Breaking an obsolete habit

I have subscribed to one paper or another since I moved out of my house in 1978, and my parents subscribed to two dailies before that. Every day — sometimes twice a day — a paper would show up on my doorstep or dorm mailbox. I even had my hometown paper mailed to me when I spent a summer in Vermont as a college kid, working in a summer camp. I’ve never lived without a daily, print newspaper, even though I’ve worked in digital media for more than 20 years.

Today I canceled my weekday print subscription to The Washington Post. For a few years now, weekday papers have been little more than recycling fodder for me — I read the paper online, but my wife has preferred the physical newspaper. But even her habits have changed — and that, combined with the Post’s escalating costs, pushed us to make this decision.

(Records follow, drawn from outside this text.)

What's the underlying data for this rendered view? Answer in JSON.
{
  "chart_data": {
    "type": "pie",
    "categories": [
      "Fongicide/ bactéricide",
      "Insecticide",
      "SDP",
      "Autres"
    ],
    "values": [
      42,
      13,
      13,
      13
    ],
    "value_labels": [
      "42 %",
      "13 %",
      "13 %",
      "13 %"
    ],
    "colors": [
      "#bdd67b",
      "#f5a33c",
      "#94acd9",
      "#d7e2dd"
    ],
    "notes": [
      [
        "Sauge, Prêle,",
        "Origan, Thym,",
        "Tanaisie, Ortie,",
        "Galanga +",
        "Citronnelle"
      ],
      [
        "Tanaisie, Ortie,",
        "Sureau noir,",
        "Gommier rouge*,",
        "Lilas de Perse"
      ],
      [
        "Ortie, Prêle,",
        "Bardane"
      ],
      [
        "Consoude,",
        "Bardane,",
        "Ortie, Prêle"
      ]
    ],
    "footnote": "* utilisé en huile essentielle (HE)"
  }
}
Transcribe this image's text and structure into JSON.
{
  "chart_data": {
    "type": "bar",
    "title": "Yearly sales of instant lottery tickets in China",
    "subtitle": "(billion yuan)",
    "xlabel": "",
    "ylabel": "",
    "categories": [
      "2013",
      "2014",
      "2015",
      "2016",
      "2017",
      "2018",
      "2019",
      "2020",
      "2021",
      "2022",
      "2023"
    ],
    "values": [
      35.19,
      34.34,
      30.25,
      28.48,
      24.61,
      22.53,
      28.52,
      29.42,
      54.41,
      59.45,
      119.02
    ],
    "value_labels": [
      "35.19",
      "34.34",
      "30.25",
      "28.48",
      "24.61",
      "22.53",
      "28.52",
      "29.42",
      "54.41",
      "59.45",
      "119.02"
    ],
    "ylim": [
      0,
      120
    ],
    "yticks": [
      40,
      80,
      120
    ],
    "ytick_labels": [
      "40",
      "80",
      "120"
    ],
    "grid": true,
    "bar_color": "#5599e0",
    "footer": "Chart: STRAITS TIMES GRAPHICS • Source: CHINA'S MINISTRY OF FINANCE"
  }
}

It’s odd for me. I’ll have a digital subscription so I’m still helping to pay for the journalism I’m reading. I still enjoy the casualness of reading a weekend paper, so I’m keeping the Saturdays and Sundays as well (and the Sunday New York Times).

But this still feels like a little betrayal. From the time I was in kindergarten until the time my computer hobby became a viable career, all I wanted to do was work for a newspaper. I got that experience for 14 years, and in that time I covered everything from night cops to the White House — with a stint of editing mixed in.

But I changed, and my reading habits changed long ago. I’ve never been one for nostalgia, which too often feels like the banana peel in front of the grave, and I’m not going to get all nostalgic about this decision. It’s a practical one.